When it comes to reserves, however, OPEC countries hold four-fifths of proven crude oil reserves--nearly 850 billion barrels. This leads the organization to take the long view that, eventually, it will supply most of the crude to the market.
Noting that OPEC expects to supply the majority of the world’s crude, OPEC Secretary General Alvaro Silva said in a speech last month at The Oxford Energy Seminar, "We have been saying this for many years and it seems somehow to be a case of 'tomorrow never comes!' Continued advances in technology, together with price defense policies, have encouraged the rapid development of non-OPEC oil and have helped perpetuate this longstanding imbalance."
So, in the short term, non-OPEC producers are taking the lion’s share of the market "...to the extent that even the IEA has observed that OPEC has a problem with the loss in its market share. But there is a limit to this process," asserted Silva, "and this is provided by the absolute quantity of non-OPEC reserves. In the not-too-distant future, non-OPEC output will reach a plateau. But this imbalance is the reason why the Organization strives so hard to achieve concrete co-operation with its non-OPEC counterparts--efforts which, in OPEC’s view, have begun to bear fruit."
OPEC has a world energy model which indicates that oil demand will rise from 76 million b/d in 2000 to 89 million b/d in 2010 and 107 million b/d in 2020. The model is based on the assumption that world energy demand will grow by an annual average of around two percent during this 20-year period.

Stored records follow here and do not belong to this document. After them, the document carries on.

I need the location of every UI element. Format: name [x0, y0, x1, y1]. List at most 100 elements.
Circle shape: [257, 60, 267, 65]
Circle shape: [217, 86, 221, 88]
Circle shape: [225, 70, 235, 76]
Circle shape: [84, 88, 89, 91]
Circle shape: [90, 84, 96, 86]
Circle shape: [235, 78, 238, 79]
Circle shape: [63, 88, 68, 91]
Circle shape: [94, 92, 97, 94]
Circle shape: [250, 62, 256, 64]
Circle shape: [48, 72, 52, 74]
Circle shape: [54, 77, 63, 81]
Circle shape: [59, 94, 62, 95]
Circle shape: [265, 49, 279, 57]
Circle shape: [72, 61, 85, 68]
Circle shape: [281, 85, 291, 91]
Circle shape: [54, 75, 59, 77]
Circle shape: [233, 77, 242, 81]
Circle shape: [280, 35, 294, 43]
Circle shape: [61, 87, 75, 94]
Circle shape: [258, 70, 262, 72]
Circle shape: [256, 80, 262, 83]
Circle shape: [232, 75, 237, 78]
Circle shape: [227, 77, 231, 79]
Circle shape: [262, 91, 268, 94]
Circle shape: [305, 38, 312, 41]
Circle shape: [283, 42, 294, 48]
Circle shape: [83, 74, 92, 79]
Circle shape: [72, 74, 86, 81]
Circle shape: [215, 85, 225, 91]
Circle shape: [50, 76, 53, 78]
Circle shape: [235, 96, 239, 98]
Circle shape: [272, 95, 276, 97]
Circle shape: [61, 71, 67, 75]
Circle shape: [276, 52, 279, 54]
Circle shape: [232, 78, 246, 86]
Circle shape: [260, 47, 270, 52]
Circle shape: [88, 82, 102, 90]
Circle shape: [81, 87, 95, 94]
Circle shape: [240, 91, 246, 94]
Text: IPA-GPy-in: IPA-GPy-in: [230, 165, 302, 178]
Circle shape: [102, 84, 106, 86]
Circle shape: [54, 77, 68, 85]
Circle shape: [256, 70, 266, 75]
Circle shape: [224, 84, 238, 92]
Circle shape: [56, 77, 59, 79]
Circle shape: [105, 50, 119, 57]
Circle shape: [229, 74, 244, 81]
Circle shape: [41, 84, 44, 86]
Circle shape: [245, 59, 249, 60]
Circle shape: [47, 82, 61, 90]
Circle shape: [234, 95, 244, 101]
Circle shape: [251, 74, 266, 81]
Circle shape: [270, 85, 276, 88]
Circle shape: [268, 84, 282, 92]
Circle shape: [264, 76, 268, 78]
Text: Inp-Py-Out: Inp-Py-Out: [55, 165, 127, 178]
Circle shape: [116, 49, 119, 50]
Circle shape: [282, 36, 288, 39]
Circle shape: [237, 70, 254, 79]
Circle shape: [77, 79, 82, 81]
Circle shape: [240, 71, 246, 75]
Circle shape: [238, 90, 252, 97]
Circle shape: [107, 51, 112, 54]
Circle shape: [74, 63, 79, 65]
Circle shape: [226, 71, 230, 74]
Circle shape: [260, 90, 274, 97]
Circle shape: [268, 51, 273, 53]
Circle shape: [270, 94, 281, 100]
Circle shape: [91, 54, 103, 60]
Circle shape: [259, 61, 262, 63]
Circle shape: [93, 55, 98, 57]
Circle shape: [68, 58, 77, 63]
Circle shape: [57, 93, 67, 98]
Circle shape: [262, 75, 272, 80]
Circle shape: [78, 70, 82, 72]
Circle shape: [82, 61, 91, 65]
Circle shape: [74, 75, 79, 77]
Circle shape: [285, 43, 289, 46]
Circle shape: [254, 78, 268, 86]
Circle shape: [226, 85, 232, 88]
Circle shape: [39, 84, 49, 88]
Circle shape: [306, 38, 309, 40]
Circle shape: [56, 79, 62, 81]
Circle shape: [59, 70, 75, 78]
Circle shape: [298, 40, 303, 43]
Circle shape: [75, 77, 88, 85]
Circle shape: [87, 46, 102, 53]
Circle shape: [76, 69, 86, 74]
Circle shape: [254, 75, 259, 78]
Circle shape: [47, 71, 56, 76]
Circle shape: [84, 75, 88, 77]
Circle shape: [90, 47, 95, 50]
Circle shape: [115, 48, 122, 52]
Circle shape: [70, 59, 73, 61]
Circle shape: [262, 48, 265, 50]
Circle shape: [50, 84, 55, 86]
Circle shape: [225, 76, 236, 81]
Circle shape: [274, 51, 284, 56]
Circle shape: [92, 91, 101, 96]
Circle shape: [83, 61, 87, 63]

OPEC’S reference case forecasts its market share in 2010 as about the same as in 2000, at 40 percent. Nevertheless, during this decade, it is projected to actually fall, for a while, below this figure, with its share being forecast at just 37 percent for 2005. "This is, indeed, what is happening at the present time, with weaker-than-expected global energy demand," continued Silva. "Nevertheless, the outlook is expected to improve for OPEC during the second decade of the 21st Century, with the projected market share at 44 percent in 2015 and 49 percent in 2020. In absolute terms, according to our reference case, OPEC production, including natural gas liquids, is expected to rise from 30 million barrels a day in 2000 to 36 million barrels per day in 2010 and to 52 million barrels per day in 2020."
Looking at the Long Term
OPEC’s thinking goes beyond the issue of who actually produces the oil, to the issue of oil’s share in the world energy mix. "Over the past decade or so," Silva said, "oil’s traditional dominance has been put under pressure on environmental grounds, particularly in the context of the UN-sponsored climate change negotiations. There have also been longer-standing efforts among some consuming nations to diversify energy sources away from oil, on so-called 'strategic grounds.' The chief beneficiary of all of this has been gas. Our reference case shows that the use of gas will almost double in the period 2000 to 2020 and its share in the global energy mix will rise from 23 percent to 28 percent. However, this will still be 10 percentage points below oil’s share of 38 percent in 2020; in fact, oil’s share will have dipped by only a marginal amount since 2000--less than two percentage points--according to our projections. OPEC, needless to say, has huge reserves of both oil and gas."
So OPEC’s long view of things is a key factor in oil pricing. It appears to lead to a couple of ideas: First, its price band of $22 to $28 is not set with the idea of charging all the market will bear: disrupting customers’ economies would in no way serve its long-term interests. Second, pressure on non-OPEC producing countries to boost production and force prices below OPEC’s band may not have much chance of success. With limited oil resources and limited time to benefit from them, non-OPEC producers need revenues and time to develop alternative economic activities. They too seem to have little to gain from dropping the price.